His parents also encouraged a very confident attitude towards life and a hard work ethic to rise above their situation.

It was fate that led him down the Visual Arts path when at high school.

Originally he was doing music, but for some reason the timetable changed and he found himself in the art class.

He took to it like a duck to water and from there he knew this was what he was meant to do.

Gouriotis went onto the University of Western Sydney graduating with a Bachelors degree in Visual Arts.

This academic course, gave a great emphasis to the ‘conceptual’ he said, encouraging its students to engage in ideas, not just technique.

Before and after completing a Masters at the University of NSW he engaged in a variety of significant art universes, including numerous critically acclaimed exhibitions and is the recipient of two Asia Link awards.

Prior to his appointment with the Oz Council, he made his mark as the executive director of the Casula Powerhouse in Western Sydney.

His position now of course with the Oz Council is an extremely important one, loaded with numerous policy responsibilities.

Although there were a large number of topics discussed in this conversation, the overriding theme was the much laboured, but deeply relevant issue of how art is to survive in these increasingly meaningless times.

So, here he is – right here right now – and his trajectory so far has been impressive.

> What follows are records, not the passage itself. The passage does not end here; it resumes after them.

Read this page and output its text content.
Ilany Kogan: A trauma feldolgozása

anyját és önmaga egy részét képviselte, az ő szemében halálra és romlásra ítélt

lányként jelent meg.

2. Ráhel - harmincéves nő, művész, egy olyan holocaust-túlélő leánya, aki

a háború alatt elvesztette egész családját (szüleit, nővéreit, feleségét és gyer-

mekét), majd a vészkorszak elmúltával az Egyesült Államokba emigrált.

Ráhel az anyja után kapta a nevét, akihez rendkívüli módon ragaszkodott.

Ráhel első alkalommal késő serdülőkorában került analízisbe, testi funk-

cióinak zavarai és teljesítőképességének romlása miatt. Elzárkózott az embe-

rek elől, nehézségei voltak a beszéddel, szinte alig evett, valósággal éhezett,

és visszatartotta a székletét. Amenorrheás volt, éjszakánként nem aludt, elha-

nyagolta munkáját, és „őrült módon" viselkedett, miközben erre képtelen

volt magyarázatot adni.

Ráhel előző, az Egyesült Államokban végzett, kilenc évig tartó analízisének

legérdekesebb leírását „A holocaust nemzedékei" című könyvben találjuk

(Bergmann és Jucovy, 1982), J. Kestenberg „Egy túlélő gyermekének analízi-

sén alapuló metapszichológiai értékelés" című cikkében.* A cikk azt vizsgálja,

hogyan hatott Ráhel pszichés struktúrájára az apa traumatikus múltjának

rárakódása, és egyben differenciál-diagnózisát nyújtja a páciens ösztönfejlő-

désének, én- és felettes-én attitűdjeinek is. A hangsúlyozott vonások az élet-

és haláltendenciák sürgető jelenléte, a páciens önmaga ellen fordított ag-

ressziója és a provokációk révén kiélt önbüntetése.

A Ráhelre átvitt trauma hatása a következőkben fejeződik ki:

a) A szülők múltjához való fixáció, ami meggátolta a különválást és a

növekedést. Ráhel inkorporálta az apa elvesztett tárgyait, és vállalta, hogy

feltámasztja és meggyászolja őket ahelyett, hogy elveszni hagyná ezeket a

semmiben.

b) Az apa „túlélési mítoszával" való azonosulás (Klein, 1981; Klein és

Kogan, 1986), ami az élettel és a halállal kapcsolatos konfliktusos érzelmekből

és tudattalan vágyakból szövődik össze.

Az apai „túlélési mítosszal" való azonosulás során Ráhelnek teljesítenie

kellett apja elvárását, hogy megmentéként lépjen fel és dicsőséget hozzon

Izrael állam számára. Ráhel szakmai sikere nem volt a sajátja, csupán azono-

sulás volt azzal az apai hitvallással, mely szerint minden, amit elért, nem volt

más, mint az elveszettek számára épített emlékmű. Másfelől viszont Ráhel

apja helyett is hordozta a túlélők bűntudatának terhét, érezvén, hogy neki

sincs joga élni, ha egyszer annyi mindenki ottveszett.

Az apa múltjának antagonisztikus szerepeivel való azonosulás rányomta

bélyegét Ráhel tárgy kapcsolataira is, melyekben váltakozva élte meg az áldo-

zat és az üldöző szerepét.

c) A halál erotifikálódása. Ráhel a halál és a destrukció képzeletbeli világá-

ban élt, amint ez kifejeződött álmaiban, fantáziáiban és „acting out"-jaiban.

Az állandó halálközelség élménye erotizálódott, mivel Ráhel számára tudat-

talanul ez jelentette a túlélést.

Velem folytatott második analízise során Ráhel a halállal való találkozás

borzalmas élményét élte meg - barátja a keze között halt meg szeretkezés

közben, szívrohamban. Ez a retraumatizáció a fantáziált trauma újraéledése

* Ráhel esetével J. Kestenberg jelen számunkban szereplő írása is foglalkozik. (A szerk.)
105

But on the eve of this election he surely must be wondering what kind of art environment will emerge from these candidates.

Yes, the ones who haven’t touched on the subject of art, not one bit. And where is Peter Garrett in all of this?

Probably safely insulated from his portfolio by the bland cut and thrust of this current election campaign.

The big question is, are any of these candidates interested in art’s grand purpose? But why would they?

Since most of their voters are known for their ambiguity towards ‘creativity’?

It would seem engaging with Gouriotis, even superficially over the phone, his measured head is designed for such a nebulous landscape as this.

So what is he to do then over these next four years?

Convince the red head that there’s more to sculpture than her hairdo or that beauty can be seen elsewhere other than the handsome head and shoulders of a Western Bull Dog?

Tougher still is to instil in Abbott that an Icon of the Virgin Mary bears no relation to Queen Victoria, or Aphrodite would never emerge from her waters in a pair of his favourite Speedos.

Pity we can’t turn back time with one of Keating’s Empire clocks, to a period when we had a PM genuinely interested in the potency of creativity.

So we can prove to outsiders that our staple diet is not just bananas, that we are indeed ‘sorry’, and that we are not… ‘the arse end of the world.’